In 1604-1606, István Bocskay, Lord of Bihar, led an insurrection against the Habsburg Emperor, whose army had recently occupied Transylvania and begun a reign of terror. The bulk of Bocskay's army was composed of serfs who had either fled from the war and the Habsburg drive toward Catholic conversion, or been discharged from the Imperial Army. These peasants were known as the hajduk, a term associated in the Hungarian language with the cattle drovers of the Great Plains. As a reward for their service, Bocskay emancipated the hajduk from the jurisdiction of their lords, granted them land, and guaranteed them rights to own property and to personal freedom. The emancipated hajduk constituted a new "warrior estate" within Hungarian feudal society. Many of the settlements created at this time still bear the prefix Hajdú such as Hajdúbagos, Hajdúböszörmény, Hajdúdorog, Hajdúhadház, Hajdúnánás, Hajdúsámson, Hajdúszoboszló, Hajdúszovát, Hajdúvid etc., and the whole area is called Hajdúság (Land of the Hajduk).

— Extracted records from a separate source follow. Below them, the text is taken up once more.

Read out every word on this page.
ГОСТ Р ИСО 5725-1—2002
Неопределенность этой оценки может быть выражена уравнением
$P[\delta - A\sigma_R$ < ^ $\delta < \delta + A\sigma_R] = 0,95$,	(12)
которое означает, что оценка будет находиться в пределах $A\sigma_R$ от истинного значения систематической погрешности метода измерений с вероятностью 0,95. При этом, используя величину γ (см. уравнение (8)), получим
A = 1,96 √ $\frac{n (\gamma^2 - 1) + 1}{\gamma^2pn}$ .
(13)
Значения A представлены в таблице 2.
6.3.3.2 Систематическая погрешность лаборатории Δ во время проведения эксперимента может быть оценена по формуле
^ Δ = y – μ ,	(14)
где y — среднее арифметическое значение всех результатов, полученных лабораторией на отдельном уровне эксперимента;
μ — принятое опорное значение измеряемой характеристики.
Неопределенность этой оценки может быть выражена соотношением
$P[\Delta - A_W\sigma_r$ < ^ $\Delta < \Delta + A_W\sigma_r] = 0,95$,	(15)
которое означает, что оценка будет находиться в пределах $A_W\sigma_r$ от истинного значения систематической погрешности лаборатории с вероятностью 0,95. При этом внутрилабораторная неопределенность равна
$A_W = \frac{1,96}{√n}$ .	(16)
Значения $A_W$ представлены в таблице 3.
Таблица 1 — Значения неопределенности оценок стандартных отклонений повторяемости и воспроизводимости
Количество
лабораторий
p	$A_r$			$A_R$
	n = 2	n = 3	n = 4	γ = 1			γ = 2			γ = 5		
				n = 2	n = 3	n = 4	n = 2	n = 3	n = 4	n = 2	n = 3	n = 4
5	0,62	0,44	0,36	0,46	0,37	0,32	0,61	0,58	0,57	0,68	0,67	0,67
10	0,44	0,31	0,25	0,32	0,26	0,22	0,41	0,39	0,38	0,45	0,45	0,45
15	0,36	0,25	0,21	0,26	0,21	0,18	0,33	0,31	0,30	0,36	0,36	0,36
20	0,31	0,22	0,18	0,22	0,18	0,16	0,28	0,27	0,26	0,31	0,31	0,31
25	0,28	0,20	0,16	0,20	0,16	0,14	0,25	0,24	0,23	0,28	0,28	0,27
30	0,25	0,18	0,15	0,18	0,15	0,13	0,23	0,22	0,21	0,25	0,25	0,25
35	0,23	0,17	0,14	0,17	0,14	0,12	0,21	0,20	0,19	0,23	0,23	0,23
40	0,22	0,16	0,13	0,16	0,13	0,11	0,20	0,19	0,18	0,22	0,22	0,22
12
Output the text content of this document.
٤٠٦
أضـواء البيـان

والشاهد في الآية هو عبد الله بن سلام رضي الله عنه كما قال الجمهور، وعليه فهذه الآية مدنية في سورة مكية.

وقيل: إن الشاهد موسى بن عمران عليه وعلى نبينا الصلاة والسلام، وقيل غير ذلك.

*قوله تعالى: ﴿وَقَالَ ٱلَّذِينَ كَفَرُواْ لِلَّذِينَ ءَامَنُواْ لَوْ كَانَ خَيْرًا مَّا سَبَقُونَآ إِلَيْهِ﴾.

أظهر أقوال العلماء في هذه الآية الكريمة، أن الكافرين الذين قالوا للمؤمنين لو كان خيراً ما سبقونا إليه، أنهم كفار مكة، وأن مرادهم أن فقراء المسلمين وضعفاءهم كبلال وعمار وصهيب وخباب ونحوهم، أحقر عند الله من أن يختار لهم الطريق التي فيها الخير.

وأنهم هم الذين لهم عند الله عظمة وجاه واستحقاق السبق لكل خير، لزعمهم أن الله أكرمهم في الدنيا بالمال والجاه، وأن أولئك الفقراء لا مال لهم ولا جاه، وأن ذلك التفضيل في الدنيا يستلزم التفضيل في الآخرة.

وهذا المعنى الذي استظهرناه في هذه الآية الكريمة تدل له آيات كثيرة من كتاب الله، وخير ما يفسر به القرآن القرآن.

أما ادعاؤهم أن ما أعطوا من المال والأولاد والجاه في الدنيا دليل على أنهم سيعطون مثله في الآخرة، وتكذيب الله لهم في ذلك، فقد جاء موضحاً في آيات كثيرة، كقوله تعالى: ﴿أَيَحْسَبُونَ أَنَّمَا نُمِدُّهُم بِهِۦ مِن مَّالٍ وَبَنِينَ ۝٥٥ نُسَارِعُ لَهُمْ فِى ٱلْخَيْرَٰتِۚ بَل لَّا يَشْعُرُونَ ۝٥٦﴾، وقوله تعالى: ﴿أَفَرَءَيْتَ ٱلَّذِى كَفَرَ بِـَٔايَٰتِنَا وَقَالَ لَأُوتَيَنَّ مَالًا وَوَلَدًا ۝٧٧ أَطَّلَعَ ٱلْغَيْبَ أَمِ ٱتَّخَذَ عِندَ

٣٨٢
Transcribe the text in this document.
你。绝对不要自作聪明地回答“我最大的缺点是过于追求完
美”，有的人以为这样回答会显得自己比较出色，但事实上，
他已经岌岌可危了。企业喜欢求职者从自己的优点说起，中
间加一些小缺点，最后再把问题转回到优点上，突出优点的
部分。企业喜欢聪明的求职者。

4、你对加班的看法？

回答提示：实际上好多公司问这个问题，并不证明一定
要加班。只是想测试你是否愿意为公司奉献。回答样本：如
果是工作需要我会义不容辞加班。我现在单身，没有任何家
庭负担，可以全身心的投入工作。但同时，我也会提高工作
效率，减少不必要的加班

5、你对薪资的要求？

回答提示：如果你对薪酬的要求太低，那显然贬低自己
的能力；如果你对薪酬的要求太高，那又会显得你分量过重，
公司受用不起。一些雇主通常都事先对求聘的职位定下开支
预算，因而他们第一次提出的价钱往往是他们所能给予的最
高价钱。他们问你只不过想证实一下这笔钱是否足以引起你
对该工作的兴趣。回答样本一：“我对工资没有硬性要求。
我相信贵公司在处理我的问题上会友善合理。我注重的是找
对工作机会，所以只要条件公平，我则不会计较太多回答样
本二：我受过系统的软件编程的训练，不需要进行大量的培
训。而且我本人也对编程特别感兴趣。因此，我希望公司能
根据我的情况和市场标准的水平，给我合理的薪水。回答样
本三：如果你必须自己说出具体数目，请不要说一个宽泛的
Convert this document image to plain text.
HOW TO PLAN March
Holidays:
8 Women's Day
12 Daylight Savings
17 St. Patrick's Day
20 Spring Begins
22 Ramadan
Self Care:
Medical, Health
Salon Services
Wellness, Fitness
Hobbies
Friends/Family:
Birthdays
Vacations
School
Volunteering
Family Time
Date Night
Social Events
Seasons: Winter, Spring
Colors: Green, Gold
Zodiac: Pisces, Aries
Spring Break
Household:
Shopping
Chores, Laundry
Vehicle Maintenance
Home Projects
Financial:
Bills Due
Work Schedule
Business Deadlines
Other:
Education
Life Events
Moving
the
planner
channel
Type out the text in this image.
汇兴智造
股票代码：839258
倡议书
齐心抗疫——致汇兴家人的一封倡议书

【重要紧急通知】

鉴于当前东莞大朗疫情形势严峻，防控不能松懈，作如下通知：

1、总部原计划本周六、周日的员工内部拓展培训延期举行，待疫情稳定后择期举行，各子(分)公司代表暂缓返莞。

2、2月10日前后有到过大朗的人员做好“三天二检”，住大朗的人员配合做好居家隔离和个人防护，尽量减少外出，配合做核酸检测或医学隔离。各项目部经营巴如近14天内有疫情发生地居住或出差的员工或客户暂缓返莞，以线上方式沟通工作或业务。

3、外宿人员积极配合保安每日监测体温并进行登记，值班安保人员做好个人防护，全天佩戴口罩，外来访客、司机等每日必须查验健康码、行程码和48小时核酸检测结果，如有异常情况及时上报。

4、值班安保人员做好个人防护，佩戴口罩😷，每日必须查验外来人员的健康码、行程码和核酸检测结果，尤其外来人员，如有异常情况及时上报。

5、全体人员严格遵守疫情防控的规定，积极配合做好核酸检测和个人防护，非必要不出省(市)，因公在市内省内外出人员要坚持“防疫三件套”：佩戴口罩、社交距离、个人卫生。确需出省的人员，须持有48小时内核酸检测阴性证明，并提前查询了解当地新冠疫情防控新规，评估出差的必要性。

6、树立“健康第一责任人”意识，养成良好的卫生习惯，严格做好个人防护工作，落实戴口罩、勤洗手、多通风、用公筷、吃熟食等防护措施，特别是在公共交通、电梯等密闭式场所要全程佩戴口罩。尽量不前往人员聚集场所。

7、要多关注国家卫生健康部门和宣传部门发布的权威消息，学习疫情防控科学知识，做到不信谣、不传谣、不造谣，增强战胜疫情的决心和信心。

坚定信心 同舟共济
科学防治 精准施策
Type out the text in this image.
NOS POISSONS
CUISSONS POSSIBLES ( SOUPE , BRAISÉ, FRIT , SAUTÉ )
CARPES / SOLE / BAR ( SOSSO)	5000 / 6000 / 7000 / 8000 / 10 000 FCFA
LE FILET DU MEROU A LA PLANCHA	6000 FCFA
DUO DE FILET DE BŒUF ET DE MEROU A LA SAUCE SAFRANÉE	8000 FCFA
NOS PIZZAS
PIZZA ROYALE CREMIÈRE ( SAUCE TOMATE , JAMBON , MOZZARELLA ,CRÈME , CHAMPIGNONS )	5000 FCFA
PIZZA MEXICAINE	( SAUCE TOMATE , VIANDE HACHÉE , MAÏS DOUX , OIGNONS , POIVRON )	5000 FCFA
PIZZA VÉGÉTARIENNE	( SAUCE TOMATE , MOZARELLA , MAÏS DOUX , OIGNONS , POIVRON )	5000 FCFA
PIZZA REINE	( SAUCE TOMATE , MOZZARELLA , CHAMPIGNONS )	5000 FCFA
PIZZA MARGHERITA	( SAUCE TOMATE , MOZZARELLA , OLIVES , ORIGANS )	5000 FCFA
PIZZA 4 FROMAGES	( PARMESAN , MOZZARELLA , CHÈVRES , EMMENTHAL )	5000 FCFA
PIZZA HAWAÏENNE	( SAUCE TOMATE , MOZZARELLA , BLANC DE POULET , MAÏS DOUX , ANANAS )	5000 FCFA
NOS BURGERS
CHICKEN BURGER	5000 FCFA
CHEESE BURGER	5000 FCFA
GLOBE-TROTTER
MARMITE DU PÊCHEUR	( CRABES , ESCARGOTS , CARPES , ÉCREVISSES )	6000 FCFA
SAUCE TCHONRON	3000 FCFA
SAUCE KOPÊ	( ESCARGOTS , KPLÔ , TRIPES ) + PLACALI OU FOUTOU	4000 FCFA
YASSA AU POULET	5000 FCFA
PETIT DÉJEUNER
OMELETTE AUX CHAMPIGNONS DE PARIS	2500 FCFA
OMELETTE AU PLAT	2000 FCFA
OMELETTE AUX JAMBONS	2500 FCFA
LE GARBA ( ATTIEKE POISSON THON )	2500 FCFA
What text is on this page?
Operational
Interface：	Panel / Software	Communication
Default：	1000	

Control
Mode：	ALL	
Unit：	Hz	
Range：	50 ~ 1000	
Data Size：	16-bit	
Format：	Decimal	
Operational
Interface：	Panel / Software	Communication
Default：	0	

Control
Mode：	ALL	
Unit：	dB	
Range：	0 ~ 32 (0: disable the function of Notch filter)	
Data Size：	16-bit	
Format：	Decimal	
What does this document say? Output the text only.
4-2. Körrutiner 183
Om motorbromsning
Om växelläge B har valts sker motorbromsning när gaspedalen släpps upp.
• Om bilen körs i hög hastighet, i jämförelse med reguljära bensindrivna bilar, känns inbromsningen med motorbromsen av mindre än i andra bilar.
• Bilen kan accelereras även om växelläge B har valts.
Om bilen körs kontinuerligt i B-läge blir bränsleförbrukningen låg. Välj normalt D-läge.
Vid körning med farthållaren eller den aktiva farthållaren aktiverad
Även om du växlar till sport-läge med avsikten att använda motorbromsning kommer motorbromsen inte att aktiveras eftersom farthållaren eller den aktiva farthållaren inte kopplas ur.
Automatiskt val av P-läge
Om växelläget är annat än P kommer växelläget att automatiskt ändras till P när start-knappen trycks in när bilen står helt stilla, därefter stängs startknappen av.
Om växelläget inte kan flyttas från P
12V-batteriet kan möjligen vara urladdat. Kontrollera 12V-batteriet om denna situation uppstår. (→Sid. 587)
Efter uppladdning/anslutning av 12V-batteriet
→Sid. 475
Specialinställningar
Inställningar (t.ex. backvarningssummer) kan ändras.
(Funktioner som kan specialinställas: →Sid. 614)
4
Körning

The name is also borne by Hungarian Jews, generally as an ornamental adoption of the Hungarian name.
This surname project seeks to identify the descendants of the Hajdús who originally received this coat of arms from Prince István Bocskay in the early 15th Century:
Given this history, however, it cannot be assumed that all of the emancipated Hajdús had similar Y chromosomes at the time they were freed.